Au contraire, à mesure que les champs de bataille deviennent de plus en plus technologiquement avancés, l’idée que les guerres peuvent être courtes avec des opérations précises reposant sur la surprise pour atteindre rapidement des objectifs politiques est en train d’être dissoute. De telles guerres ne sont possibles qu’avec un avantage technologique significatif. Les guerres conventionnelles à grande échelle prendront la forme de conflits prolongés, car un accès similaire aux technologies avancées rendra très difficile d’atteindre des objectifs politiques par l’action militaire.

Donc ce que la Russie fait actuellement ne peut pas être considéré comme les spasmes de la mort d’un État qui aimerait redevenir un empire ?

Je crois qu’à long terme, les perspectives de la Fédération de Russie sont sombres. C’est cependant un pays vaste et diversifié, mais qui est tendu par une guerre. Son économie repose principalement sur la vente de matières premières – et par la suite sur des pays autrefois dépendants des combustibles fossiles, qui s’éloignent lentement de cette forme de production d’énergie. L’avenir de la Russie tel que nous le connaissons est donc incertain. Ce pays deviendra certainement plus radical. Ce qui en reste, cependant, ne sera certainement pas un vide. Nous devrons donc apprendre à vivre pendant des décennies aux côtés d’une société qui a été endoctrinée, trompée et soumise à une propagande anti-occidentale. Les enfants à l’école apprennent à tirer sur l’ennemi et à défendre leur patrie par des actes de cruauté commis contre leurs pairs des pays voisins. Après tout, de tels matériaux éducatifs sont la norme dans le système éducatif russe aujourd’hui.

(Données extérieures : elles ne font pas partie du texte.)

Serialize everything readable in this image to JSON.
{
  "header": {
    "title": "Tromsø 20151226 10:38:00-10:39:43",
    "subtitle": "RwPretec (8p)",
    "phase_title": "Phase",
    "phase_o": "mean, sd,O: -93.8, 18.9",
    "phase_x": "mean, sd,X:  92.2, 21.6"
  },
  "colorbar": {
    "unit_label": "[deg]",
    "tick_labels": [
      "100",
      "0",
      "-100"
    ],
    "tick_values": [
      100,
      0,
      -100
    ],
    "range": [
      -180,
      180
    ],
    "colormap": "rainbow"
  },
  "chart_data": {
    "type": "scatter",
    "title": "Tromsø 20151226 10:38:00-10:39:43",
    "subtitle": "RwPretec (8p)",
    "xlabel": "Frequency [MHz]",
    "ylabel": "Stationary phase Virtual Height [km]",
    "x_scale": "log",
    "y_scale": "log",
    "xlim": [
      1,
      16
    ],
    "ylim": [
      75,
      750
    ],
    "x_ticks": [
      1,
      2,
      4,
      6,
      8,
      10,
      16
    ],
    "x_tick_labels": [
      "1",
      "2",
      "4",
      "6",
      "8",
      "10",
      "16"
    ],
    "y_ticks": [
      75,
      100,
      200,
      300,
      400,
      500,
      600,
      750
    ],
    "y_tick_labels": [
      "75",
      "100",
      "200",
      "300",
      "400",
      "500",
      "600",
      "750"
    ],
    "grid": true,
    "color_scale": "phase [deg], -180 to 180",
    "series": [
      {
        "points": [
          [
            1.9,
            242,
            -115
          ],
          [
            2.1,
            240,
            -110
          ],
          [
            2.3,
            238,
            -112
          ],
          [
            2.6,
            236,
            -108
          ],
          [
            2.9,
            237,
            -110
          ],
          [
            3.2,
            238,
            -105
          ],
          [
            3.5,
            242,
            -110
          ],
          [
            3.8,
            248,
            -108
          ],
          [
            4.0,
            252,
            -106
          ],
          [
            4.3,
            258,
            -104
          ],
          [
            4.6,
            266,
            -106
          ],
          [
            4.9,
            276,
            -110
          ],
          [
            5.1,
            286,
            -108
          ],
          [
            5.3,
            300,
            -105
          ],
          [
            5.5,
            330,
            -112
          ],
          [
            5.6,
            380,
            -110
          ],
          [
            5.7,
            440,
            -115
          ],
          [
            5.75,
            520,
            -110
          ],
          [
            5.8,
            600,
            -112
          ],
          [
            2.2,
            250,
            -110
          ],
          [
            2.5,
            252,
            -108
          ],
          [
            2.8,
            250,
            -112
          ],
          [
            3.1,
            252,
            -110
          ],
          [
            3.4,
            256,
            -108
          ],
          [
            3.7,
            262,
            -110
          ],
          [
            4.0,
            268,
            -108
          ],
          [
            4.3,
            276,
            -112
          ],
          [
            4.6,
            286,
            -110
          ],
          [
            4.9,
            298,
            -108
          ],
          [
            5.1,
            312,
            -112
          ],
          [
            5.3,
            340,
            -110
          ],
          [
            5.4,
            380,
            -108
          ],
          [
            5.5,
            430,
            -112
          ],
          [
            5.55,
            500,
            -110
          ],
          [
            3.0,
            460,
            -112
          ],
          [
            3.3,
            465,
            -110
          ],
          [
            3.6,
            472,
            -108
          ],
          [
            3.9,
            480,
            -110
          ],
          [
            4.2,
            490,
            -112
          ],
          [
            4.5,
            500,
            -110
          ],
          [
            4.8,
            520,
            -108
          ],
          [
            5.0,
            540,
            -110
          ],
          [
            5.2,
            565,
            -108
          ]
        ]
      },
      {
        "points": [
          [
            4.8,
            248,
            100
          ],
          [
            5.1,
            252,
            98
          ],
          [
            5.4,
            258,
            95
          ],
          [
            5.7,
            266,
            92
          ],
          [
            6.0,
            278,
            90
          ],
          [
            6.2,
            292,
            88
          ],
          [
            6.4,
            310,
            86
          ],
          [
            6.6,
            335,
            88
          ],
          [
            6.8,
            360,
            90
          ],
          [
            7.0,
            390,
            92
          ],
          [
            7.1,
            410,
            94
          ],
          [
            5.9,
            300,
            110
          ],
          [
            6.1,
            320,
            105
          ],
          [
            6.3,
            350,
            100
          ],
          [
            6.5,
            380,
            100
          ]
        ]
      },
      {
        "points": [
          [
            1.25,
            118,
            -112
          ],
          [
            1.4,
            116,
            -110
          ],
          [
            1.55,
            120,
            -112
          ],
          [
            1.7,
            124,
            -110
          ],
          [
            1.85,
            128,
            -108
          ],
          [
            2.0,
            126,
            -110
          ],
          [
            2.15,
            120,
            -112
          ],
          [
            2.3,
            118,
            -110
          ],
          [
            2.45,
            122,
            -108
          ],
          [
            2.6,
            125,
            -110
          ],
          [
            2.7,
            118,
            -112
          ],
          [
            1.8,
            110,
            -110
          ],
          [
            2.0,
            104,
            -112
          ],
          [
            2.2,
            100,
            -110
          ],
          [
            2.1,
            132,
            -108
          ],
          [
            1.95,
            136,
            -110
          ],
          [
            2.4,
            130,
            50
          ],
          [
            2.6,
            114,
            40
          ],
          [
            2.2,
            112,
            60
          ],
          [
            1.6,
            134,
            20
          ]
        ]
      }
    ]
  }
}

Voyez-vous la possibilité que la Russie puisse attaquer un autre pays européen ?

La Russie ne possède pas seulement des forces nucléaires stratégiques, elle n’a également jamais renoncé à la possibilité d’utiliser d’autres armes de destruction massive, y compris chimiques, biologiques et radiologiques. C’est pourquoi les villes européennes devront se préparer à de telles menaces. Je le dis très sérieusement. Peu de gens réalisent qu’au cours de la guerre de la Russie contre l’Ukraine, plus de 5 000 cas d’utilisation d’armes chimiques ont été enregistrés à ce jour.

Après les élections en Hongrie, l’Union européenne a réussi à débloquer un prêt pour l’Ukraine et à approuver un autre paquet de sanctions contre la Russie. Quelle sera l’importance de ces 90 milliards d’euros pour l’Ukraine ?

Cela signifie beaucoup. Aujourd’hui, l’effort militaire de l’Ukraine est en grande partie financé par l’Union européenne. Son niveau de dépendance vis-à-vis des pays européens reste très élevé. L’Ukraine a tenté de compenser le manque de ces fonds en envoyant des experts et des armes au Moyen-Orient, où les armements qu’elle a fournis se sont avérés efficaces contre les drones suicides et autres moyens d’attaque aérienne utilisés par Téhéran.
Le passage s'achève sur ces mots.